Here are his main points on how to be a denialist, I’ve expanded some bullets where I believe Martin conflated two separate tactics in the Denialist Arsenal.
- Allege that there’s a conspiracy. Claim that scientific consensus has arisen through collusion rather than the accumulation of evidence.
- Use fake experts to support your story. “Denial always starts with a cadre of pseudo-experts with some credentials that create a facade of credibility,” says Seth Kalichman of the University of Connecticut.
- Cherry-pick the evidence: trumpet whatever appears to support your case and ignore or rubbish the rest.
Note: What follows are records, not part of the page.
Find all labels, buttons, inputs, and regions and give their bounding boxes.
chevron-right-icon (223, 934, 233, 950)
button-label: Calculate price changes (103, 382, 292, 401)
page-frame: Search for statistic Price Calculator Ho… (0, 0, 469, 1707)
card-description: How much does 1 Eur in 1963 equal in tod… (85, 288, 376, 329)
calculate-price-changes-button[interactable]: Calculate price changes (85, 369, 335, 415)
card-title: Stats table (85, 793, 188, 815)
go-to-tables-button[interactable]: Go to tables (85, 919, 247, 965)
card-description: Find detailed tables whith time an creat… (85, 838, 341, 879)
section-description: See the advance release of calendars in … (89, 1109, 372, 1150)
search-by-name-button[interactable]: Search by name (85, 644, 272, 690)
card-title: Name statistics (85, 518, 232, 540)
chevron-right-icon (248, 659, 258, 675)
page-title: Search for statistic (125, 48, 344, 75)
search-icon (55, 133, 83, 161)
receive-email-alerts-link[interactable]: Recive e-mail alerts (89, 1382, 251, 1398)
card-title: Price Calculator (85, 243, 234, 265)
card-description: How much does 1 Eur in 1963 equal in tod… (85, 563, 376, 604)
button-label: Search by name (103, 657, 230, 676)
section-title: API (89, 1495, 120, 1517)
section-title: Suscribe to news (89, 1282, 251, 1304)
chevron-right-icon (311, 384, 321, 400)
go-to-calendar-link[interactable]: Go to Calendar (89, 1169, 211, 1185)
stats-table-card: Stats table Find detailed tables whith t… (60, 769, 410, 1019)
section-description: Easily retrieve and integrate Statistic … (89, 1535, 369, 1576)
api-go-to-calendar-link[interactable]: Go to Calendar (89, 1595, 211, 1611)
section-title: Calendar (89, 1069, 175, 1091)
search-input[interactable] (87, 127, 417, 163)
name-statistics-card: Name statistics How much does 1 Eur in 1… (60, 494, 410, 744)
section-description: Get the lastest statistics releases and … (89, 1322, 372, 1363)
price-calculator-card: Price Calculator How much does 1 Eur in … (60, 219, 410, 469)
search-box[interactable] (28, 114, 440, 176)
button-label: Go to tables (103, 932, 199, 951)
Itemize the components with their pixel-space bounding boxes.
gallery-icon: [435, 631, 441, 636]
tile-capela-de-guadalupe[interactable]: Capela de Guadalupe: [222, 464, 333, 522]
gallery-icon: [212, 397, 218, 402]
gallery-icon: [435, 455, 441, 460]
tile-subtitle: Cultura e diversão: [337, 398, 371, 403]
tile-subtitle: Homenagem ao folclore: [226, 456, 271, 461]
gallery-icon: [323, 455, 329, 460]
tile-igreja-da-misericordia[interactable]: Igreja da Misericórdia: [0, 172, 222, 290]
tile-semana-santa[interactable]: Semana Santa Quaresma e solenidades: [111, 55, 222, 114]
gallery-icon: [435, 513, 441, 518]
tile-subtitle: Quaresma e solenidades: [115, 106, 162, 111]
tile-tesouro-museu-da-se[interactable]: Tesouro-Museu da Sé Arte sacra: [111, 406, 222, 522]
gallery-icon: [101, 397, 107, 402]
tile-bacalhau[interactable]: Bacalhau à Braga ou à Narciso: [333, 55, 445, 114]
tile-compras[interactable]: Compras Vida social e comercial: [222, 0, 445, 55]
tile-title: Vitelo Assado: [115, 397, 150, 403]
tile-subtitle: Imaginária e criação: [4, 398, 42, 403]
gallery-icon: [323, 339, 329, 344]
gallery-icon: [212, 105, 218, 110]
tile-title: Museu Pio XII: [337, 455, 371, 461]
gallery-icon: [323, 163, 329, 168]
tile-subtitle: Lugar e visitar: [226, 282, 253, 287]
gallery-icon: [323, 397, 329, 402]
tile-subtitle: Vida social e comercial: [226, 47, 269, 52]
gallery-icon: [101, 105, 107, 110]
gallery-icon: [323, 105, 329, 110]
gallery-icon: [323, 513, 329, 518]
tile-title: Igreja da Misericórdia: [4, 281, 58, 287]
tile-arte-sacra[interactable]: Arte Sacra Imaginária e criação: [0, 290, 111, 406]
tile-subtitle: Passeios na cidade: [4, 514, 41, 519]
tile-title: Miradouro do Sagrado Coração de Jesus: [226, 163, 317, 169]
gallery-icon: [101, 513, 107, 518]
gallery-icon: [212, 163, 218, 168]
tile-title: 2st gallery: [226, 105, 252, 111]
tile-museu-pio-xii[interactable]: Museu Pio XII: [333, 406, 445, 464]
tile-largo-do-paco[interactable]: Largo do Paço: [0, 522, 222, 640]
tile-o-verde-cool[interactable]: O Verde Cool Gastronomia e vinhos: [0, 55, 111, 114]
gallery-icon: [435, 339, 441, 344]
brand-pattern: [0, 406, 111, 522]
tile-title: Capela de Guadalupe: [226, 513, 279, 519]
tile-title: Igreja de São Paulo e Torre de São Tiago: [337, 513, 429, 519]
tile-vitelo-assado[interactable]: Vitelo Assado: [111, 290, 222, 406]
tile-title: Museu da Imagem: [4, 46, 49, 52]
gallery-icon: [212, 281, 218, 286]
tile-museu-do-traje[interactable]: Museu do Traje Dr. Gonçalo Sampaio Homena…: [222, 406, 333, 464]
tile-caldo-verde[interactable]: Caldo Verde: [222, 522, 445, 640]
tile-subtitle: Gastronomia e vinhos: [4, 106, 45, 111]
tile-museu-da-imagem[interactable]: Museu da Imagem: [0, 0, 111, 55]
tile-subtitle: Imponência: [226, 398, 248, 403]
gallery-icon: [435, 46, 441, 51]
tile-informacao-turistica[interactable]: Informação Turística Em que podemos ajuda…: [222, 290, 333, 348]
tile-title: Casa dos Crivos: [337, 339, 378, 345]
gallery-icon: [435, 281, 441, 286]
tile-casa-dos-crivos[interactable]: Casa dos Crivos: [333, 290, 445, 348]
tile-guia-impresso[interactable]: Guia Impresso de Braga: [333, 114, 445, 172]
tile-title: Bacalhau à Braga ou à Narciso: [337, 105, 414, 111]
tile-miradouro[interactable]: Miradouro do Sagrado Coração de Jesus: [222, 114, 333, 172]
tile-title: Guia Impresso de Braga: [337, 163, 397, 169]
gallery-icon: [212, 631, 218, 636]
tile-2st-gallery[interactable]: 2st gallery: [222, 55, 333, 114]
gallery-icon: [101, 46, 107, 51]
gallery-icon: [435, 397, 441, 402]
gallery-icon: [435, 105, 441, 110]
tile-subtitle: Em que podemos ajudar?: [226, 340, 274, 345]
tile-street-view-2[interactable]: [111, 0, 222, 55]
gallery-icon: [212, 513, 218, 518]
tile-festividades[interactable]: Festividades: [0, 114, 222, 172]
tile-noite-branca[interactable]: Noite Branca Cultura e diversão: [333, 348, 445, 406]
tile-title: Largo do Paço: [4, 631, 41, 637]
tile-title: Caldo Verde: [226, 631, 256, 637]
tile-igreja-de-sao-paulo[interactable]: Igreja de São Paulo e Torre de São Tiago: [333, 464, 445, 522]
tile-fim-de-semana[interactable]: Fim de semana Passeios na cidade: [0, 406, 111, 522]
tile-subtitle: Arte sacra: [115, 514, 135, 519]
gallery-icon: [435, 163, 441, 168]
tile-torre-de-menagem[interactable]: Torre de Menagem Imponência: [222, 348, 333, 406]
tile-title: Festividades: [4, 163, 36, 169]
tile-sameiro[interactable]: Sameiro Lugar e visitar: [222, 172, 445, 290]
- Carry on trotting out supportive evidence even after it has been discredited.
- Create impossible standards for your opponents. Claim that the existing evidence is not good enough and demand more.
- If your opponent comes up with evidence you have demanded, move the goalposts.
- Use logical fallacies. Hitler opposed smoking, so anti-smoking measures are Nazi.
- Deliberately misrepresent the scientific consensus and then knock down your straw man.
- Manufacture doubt. Falsely portray scientists as so divided that basing policy on their advice would be premature.
- Insist “both sides” must be heard and cry censorship when “dissenting” arguments or experts are rejected.
#7 and #8 are redundant.
While both are logical fallacies and seem to be the obverse approach to the other, the average reader is not going to be able to detect the second as easily as the first. The second is also used more often by the well practiced denialists.